但我却感觉不到疼。
“哎呀,嫂子你怎么还上手捡啊?让保洁阿姨来弄不就好了。”
楚瑶看着我,突然问了一句:
“怎么没见乐乐啊?是不是还在怪南飞哥哥那次没接电话呀?”
我动作一顿。
顾南飞有些尴尬,随口解释道:
“那天我在开会,没接到。”
“小孩子不懂事,瞎打电话,我也没当回事。”
开会?
我抬起头,看着顾南飞的侧脸。
那天乐乐站在天台上,给他打了七个电话。
他在陪婷婷坐旋转木马。
我在楚瑶的朋友圈里看到过那张照片。
顾南飞笑得灿烂,把婷婷举过头顶。
而我的儿子,在风里绝望地坠落。
“嫂子,你也别太惯着孩子了。”楚瑶还在喋喋不休。
顾南飞有些不耐烦地打断了她,转头对我说:
“萧诺,下周的机票我已经确认了。不管乐乐在哪,赶紧把他接回来吧。”
“不能因为孩子闹脾气,就耽误行程。”
我把最后一块碎片握在手里,站起身。
“好。”
“下周,我会让你见到他的。”
为了表现对这次旅行的重视。
顾南飞非要拉我去商场买滑雪服。
“乐乐长身体快,之前的衣服肯定穿不下了。”
“这次给他买套最好的。”
他站在童装店里,手里拿着一套亮蓝色的滑雪服,对着镜子比划。
“这颜色精神,乐乐穿上肯定帅。”
服务员问尺码。

顾南飞自信满满:“拿150的!我儿子随我,长得高。

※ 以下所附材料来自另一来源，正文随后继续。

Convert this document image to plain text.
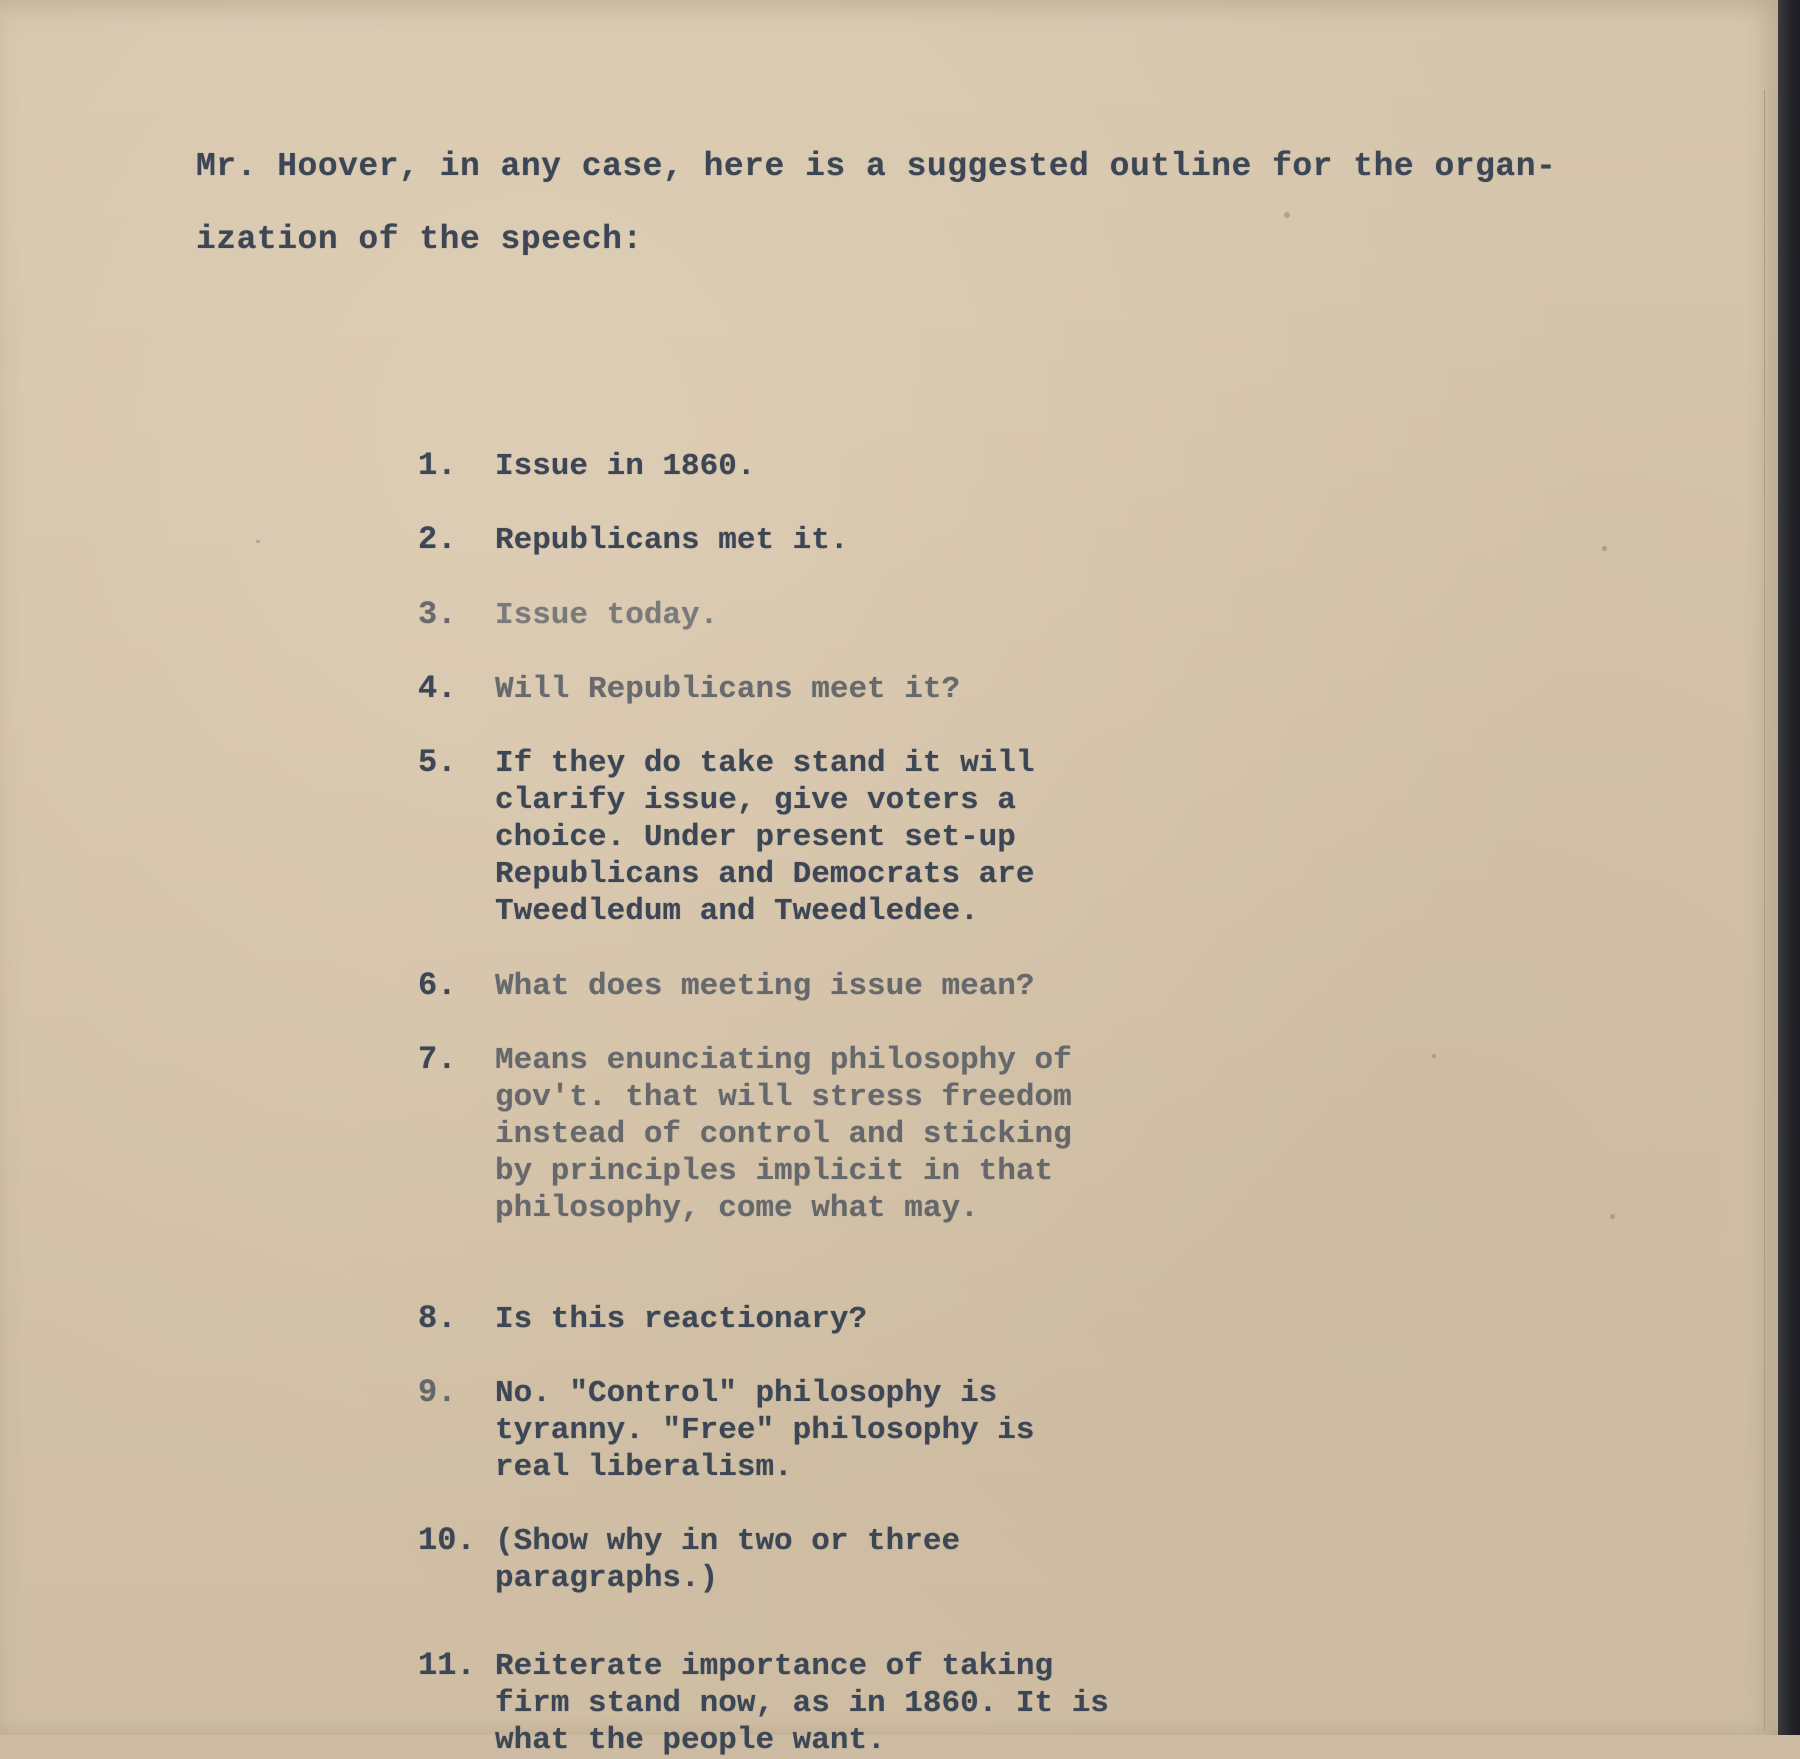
Mr. Hoover, in any case, here is a suggested outline for the organ-

ization of the speech:

1. Issue in 1860.
2. Republicans met it.
3. Issue today.
4. Will Republicans meet it?
5. If they do take stand it will clarify issue, give voters a choice. Under present set-up Republicans and Democrats are Tweedledum and Tweedledee.
6. What does meeting issue mean?
7. Means enunciating philosophy of gov't. that will stress freedom instead of control and sticking by principles implicit in that philosophy, come what may.
8. Is this reactionary?
9. No. "Control" philosophy is tyranny. "Free" philosophy is real liberalism.
10. (Show why in two or three paragraphs.)
11. Reiterate importance of taking firm stand now, as in 1860. It is what the people want.
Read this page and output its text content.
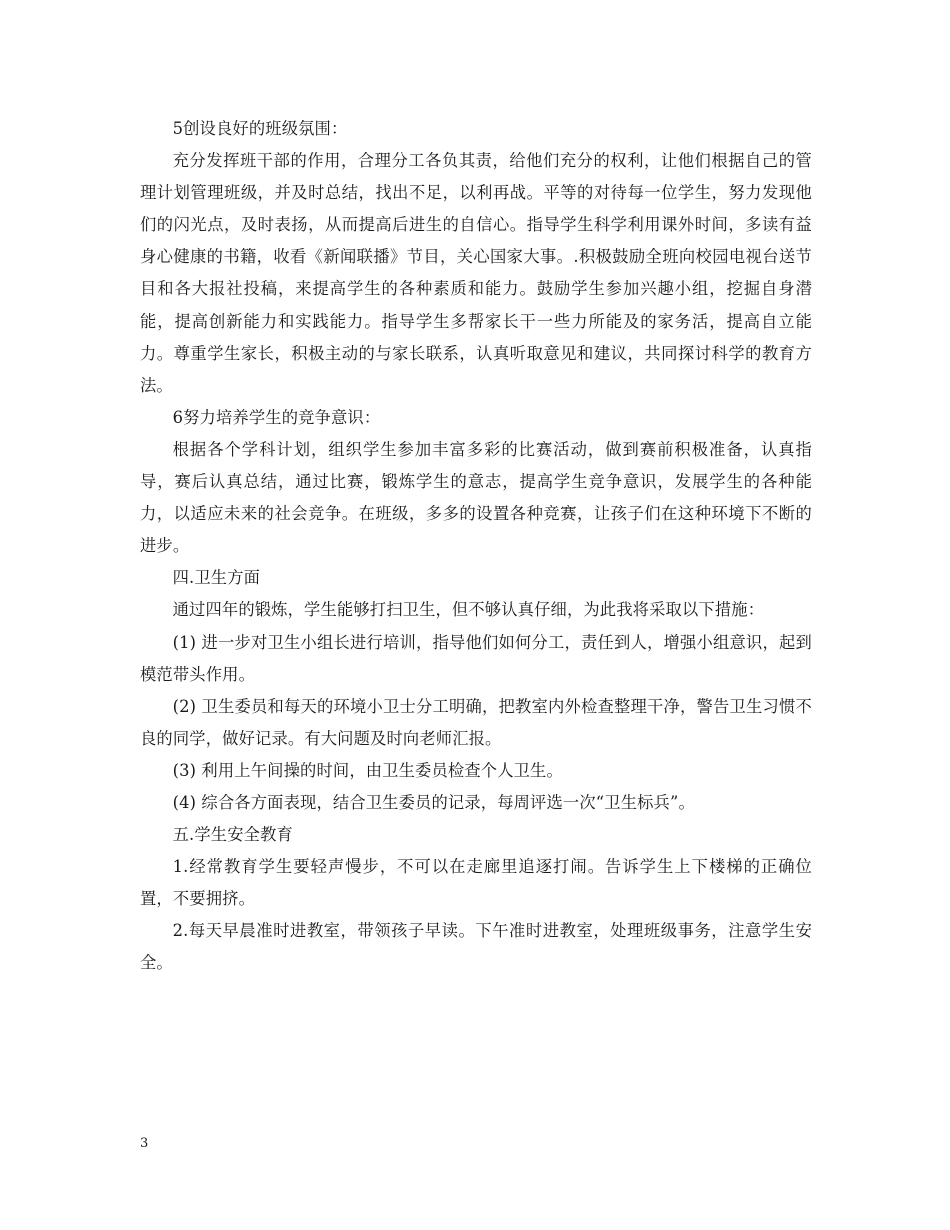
5创设良好的班级氛围：

充分发挥班干部的作用，合理分工各负其责，给他们充分的权利，让他们根据自己的管理计划管理班级，并及时总结，找出不足，以利再战。平等的对待每一位学生，努力发现他们的闪光点，及时表扬，从而提高后进生的自信心。指导学生科学利用课外时间，多读有益身心健康的书籍，收看《新闻联播》节目，关心国家大事。.积极鼓励全班向校园电视台送节目和各大报社投稿，来提高学生的各种素质和能力。鼓励学生参加兴趣小组，挖掘自身潜能，提高创新能力和实践能力。指导学生多帮家长干一些力所能及的家务活，提高自立能力。尊重学生家长，积极主动的与家长联系，认真听取意见和建议，共同探讨科学的教育方法。

6努力培养学生的竞争意识：

根据各个学科计划，组织学生参加丰富多彩的比赛活动，做到赛前积极准备，认真指导，赛后认真总结，通过比赛，锻炼学生的意志，提高学生竞争意识，发展学生的各种能力，以适应未来的社会竞争。在班级，多多的设置各种竞赛，让孩子们在这种环境下不断的进步。

四.卫生方面

通过四年的锻炼，学生能够打扫卫生，但不够认真仔细，为此我将采取以下措施：

(1) 进一步对卫生小组长进行培训，指导他们如何分工，责任到人，增强小组意识，起到模范带头作用。

(2) 卫生委员和每天的环境小卫士分工明确，把教室内外检查整理干净，警告卫生习惯不良的同学，做好记录。有大问题及时向老师汇报。

(3) 利用上午间操的时间，由卫生委员检查个人卫生。

(4) 综合各方面表现，结合卫生委员的记录，每周评选一次“卫生标兵”。

五.学生安全教育

1.经常教育学生要轻声慢步，不可以在走廊里追逐打闹。告诉学生上下楼梯的正确位置，不要拥挤。

2.每天早晨准时进教室，带领孩子早读。下午准时进教室，处理班级事务，注意学生安全。

3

”
我站在一旁,冷眼看着。
乐乐死的时候,身高只有130。
长期营养不良,加上重度抑郁导致的厌食症,瘦得像个骷髅。
顾南飞不知道。
因为这半年,他停了我的卡。
他说:“经济制裁才能让你服软,让你知道离了我你什么都不是。”
我没钱给乐乐买营养品,连买抗抑郁的药都要找朋友借。
现在他手里那件150的衣服,乐乐穿进去,能装下两个他。
“太大了。”
我淡淡地说。
“不大!男孩子长得快,明年还能穿。”
顾南飞坚持己见。
就在这时,一个熟悉的身影从对面走来。
是乐乐以前的班主任,李老师。
看到我们,李老师愣住了,眼里满是惊恐。
“乐……乐乐爸爸?”
她结结巴巴地开口,目光在我和顾南飞之间游移。
顾南飞正沉浸在购物的喜悦中。
热情地打招呼:
“李老师!这么巧啊!”
“正好,我给乐乐买了套滑雪服,您看这颜色怎么样?”
“这孩子去冬令营了,等他回来我们就去瑞士。”
李老师的嘴唇颤抖着。
眼泪几乎要夺眶而出。
她看着顾南飞手里那件滑雪服,又看了看我。
一副欲言又止的样子。
“顾先生,乐乐他……”
我心里一紧。
快步走过去,挡在李老师面前。
“老公,你去结账吧,我和李老师聊两句。”
顾南飞没多想,把衣服递给导购,转身去了收银台。